Very nice to see improvement in Ruby's GC. Back in Ruby 1.8 days, I read the source of the GC implementation and I was less than impressed. I should take the time and revisit that code to see what kind of improvements have been done.
I've been hacking on a little scripting language lately. To see how its performance compares, I run a few benchmarks against other similar (dynamically typed, bytecode compiled) languages: Lua, LuaJIT (interpreted), Python, and Ruby.
Like others, I had internalized "Ruby is slow" through osmosis. But the version of Ruby I happen to have on my machine is 2.0.0.
In my little benchmarks, it turns out Ruby is one of the fastest. I haven't compared to 1.8.7, but I'm guessing that was much slower.
>> "To see how its performance compares, I run a few benchmarks against ... LuaJIT (interpreted)"
Why would you use LuaJIT in interpreted mode?
That defeats the main reason for using LuaJIT, and you'll see massive improvement in speed if you run it not interpreted 
It should also be noted that, even in the slower interpreted mode of LuaJIT - it was still the fastest in completing your benchmarks compared to all other languages/implementations. It will run even faster if you don't run LuaJIT in interpreted mode.
Running LuaJIT interpreted is a deliberate choice.
Some platforms, in particular iOS and game consoles, do not allow generated machine code. I want my language to be usable for games, and that's one reason I'm using bytecode. (Simplicity is the main reason.)
Given that, I think it's most helpful for me to compare Wren's performance to other bytecode language implementations. Comparing to JIT compiled languages is a bit apples/oranges. They tend to be something like an order of magnitude faster (and an order of magnitude more complex!).

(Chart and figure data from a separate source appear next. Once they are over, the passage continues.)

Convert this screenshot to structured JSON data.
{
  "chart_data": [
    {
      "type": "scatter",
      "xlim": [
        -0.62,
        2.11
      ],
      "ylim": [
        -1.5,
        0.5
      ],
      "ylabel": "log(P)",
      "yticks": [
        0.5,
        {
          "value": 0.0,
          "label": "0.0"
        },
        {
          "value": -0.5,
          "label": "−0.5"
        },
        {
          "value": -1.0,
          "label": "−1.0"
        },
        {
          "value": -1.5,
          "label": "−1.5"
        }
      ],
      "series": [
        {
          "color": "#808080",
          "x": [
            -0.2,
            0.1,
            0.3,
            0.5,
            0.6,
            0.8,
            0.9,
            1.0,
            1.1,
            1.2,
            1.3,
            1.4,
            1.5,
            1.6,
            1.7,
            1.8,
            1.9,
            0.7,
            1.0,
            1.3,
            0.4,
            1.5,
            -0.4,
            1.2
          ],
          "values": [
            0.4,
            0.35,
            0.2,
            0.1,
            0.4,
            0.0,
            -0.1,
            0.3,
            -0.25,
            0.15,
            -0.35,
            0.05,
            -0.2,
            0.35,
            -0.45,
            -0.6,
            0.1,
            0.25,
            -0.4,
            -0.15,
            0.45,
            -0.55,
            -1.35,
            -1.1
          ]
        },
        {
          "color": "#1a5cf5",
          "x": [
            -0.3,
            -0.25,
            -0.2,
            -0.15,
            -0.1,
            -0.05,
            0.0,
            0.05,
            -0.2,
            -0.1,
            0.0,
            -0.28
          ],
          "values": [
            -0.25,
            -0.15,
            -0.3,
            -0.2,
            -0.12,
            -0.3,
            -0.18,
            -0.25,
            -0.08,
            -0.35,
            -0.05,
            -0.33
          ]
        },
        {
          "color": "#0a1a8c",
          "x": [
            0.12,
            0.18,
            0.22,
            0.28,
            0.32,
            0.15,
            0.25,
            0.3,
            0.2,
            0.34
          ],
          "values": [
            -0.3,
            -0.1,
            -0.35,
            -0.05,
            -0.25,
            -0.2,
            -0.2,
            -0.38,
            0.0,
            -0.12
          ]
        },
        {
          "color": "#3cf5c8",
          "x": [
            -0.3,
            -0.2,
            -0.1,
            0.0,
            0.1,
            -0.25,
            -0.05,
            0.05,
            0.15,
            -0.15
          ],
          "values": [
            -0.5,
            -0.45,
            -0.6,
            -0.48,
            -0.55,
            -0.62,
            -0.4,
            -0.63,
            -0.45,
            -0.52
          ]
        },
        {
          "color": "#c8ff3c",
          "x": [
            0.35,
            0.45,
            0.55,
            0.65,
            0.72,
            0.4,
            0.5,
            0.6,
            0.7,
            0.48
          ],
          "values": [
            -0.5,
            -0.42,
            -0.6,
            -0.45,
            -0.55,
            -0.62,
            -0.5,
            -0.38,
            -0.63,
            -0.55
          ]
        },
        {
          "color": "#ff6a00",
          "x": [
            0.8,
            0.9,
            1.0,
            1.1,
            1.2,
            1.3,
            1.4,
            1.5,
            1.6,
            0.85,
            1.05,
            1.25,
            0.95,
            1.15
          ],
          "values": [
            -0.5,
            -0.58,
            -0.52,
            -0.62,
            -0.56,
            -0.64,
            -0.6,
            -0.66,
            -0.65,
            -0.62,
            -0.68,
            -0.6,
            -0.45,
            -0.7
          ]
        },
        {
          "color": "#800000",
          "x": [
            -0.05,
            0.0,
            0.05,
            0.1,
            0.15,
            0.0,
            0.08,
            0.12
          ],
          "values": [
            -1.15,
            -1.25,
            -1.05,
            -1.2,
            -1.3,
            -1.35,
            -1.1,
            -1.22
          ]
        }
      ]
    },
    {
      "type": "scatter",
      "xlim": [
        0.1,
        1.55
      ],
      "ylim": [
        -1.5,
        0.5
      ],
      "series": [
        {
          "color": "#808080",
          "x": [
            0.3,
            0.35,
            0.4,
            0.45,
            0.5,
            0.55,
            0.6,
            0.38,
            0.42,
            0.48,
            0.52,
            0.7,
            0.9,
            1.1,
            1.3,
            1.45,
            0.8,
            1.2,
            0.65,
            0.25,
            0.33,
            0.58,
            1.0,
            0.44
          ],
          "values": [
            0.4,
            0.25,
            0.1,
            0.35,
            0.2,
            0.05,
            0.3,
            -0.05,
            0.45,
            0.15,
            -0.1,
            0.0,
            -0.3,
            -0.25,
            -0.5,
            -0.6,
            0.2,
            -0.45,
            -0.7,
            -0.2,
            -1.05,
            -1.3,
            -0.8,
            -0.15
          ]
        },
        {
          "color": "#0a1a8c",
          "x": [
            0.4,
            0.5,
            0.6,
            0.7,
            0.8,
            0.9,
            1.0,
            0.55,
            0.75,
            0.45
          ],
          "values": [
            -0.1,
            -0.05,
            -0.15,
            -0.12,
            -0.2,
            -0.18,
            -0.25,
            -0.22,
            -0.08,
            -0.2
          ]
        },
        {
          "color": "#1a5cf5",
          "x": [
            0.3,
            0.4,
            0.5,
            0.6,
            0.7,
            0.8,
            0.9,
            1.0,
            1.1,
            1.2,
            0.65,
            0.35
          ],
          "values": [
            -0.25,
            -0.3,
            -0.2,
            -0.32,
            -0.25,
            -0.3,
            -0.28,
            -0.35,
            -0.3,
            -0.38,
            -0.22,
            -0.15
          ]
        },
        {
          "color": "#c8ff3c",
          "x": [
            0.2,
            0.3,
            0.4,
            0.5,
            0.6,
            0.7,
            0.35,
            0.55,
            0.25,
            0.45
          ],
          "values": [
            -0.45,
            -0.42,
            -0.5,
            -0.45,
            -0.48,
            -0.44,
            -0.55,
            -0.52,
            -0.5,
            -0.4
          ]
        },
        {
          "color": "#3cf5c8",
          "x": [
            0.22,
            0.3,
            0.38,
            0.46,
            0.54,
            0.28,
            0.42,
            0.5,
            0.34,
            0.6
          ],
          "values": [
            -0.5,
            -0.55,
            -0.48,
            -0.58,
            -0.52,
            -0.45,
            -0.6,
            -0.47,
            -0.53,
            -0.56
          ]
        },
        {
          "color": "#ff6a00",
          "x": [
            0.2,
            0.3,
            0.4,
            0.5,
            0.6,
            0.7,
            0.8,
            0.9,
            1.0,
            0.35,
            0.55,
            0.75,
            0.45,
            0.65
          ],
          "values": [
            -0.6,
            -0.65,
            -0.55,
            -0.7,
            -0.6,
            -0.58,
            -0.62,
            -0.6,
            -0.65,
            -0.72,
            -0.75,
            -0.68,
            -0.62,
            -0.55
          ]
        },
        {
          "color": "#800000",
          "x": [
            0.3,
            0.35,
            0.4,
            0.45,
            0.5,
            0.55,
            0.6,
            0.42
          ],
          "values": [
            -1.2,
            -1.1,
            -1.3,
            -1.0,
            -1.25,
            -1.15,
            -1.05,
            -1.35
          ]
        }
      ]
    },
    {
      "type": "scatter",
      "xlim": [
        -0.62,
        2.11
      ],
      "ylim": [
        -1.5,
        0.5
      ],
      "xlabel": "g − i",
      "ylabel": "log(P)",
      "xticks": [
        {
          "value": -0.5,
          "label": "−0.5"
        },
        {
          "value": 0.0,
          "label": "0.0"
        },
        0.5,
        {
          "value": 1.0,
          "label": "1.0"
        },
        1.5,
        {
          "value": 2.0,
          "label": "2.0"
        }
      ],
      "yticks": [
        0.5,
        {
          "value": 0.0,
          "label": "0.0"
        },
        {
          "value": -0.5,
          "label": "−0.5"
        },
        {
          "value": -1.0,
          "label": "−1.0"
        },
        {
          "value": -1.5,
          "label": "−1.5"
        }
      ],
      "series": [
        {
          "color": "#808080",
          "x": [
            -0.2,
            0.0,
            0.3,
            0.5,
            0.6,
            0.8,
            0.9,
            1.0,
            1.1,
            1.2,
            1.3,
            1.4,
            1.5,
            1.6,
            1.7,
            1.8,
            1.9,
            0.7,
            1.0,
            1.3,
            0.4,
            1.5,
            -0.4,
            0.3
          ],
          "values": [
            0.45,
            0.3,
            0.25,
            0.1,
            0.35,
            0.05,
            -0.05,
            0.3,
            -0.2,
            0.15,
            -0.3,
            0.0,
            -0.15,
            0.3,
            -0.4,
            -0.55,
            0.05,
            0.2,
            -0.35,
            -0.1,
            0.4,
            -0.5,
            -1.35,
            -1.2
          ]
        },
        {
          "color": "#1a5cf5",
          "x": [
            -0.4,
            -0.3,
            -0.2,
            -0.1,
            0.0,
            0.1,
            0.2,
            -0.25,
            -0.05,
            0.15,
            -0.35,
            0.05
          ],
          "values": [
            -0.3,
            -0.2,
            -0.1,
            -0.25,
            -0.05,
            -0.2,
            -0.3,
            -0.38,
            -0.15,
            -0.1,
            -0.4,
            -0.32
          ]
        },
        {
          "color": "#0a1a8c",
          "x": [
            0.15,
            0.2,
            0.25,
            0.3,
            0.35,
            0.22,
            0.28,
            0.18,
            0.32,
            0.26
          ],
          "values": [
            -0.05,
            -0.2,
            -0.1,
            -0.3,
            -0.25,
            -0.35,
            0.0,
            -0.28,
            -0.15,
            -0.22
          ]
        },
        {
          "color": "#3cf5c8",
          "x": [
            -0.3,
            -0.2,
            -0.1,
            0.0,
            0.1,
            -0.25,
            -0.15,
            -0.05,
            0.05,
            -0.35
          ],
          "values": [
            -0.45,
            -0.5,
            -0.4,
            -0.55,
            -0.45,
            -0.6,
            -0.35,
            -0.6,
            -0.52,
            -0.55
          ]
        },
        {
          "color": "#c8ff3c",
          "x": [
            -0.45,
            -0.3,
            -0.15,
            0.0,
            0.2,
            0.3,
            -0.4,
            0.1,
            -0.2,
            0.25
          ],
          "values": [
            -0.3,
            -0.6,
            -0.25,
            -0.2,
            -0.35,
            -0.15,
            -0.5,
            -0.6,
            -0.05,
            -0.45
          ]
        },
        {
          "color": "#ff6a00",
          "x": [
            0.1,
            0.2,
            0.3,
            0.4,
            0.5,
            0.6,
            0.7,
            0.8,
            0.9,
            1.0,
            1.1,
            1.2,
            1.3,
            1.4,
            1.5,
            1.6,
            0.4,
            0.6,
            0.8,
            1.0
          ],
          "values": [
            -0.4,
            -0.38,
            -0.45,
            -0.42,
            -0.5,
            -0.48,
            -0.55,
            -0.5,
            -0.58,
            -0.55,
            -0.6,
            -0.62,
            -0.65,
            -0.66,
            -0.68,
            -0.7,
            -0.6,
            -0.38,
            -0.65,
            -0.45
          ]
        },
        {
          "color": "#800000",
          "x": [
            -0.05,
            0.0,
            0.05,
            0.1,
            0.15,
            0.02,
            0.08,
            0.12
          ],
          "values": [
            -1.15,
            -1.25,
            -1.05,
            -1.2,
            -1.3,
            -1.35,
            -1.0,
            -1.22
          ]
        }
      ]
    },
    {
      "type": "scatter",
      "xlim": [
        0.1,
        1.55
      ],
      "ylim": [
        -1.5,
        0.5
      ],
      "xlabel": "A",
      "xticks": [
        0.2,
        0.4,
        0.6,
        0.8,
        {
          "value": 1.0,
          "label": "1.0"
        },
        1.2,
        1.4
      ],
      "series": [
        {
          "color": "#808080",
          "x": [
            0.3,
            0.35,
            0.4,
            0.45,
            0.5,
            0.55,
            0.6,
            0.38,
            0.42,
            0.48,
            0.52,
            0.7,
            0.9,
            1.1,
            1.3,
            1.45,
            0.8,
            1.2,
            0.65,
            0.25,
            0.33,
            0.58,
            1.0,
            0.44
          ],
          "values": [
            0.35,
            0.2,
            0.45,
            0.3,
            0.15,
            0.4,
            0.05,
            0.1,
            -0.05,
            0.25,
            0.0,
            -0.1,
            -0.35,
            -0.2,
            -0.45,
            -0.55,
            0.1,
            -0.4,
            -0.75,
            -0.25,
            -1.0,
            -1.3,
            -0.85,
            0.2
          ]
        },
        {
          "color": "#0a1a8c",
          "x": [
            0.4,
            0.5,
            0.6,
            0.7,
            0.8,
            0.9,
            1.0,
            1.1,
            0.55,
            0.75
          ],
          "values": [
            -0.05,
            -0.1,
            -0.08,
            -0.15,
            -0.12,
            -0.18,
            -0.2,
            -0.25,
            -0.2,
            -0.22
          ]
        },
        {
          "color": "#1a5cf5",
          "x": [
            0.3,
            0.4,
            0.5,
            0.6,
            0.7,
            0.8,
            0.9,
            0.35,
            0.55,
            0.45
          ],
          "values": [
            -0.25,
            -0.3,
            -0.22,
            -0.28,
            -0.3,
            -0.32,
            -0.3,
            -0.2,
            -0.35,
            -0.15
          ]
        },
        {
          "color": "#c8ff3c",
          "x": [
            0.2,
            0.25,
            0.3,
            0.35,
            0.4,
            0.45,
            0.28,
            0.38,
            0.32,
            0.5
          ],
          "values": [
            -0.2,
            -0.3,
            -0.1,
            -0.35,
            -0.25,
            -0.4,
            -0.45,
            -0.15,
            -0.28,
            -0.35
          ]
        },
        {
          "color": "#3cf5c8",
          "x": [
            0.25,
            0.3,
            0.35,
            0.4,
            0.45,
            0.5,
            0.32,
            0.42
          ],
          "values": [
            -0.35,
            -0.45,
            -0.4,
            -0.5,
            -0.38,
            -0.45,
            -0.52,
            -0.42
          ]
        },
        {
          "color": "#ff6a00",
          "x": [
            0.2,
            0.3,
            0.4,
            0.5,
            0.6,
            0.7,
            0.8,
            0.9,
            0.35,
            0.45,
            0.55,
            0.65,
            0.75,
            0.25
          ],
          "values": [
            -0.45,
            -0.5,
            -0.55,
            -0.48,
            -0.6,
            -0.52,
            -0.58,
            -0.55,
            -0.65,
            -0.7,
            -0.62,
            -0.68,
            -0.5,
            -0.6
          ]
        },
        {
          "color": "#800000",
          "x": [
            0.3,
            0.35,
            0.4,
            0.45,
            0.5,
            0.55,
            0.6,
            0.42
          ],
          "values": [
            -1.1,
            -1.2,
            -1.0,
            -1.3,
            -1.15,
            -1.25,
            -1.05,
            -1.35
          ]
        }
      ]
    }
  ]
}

Meanwhile, LuaJIT's interpreted mode is very fast as you note. I think it's one of the fastest bytecode interpreters around, so it's a great target for Wren to aim for.
If you want a lot more detail on my thoughts about this, see here:
What makes ruby (MRI particularly) slow are metaprogramming things that slow it down when done at runtime (dynamically definding methods and classes), its global interpreter lock (preventing proper parallelism) and the single-threaded super-slow GC.
Integer math is fast because they're using tagged pointers and thus don't need to allocate real objects for them. Method calls also are reasonably optimized, although they don't have inline caches afaik.
You're basically testing a few tiny bits of the runtime that happen to be reasonably fast. The big frameworks like rails do a lot of stuff that is horribly inefficient. Combined the aforementioned single-threadedness and slow GC leads to ruby being slow in real-world applications even if a few microbenchmarks are ok for an interpreted language.
This changed in 1.9. Ruby is now compiled into a stack machine based bytecode. Ruby 1.8 used the AST internally, you're right there. This made e.g. method calls very slow compared to the new byte code representation.
That's correct. I still think Ruby 1.8 would be a useful data point just because it's a widely used language that many people are familiar with, but in this case I'm comparing it to Ruby 2.0, so it is apples/apples.
For what it's worth, I look at these benchmarks as validating feasibility more so than really trying to win some performance fight between languages. In order to argue that my language is suitable for real world use, I need to show it's performance is comparable to other languages that are widely used. From that angle, Ruby is a fine comparison, regardless of how it's implemented.
As someone woefully uninformed about these things, why can't GC be implemented as a separate thread, maybe with a lower priority than the primary interpreter? Would a separate thread not be able to count references to objects or something?
> Parallel tracing needs an assumption that "do not move (free) memory
> area except sweeping timing". Current CRuby does.
> For example: "ary << obj". Yes, the CRuby's memory management strategy
> (assumption) is different from normal interpreters.
GC needs to know about all references in the program. If the mutator (the program) is running concurrently with the collector, it's difficult (though not impossible) for the collector to construct this consistent view.
Many styles are implemented that way. Check out Java for (many) examples.
Naively, with Ruby's mark-sweep collector, you might want to do the sweep phase in parallel, adding garbage blocks to the free list. You could do the mark phase as well, with I believe a pause to make the marks a consistent snapshot.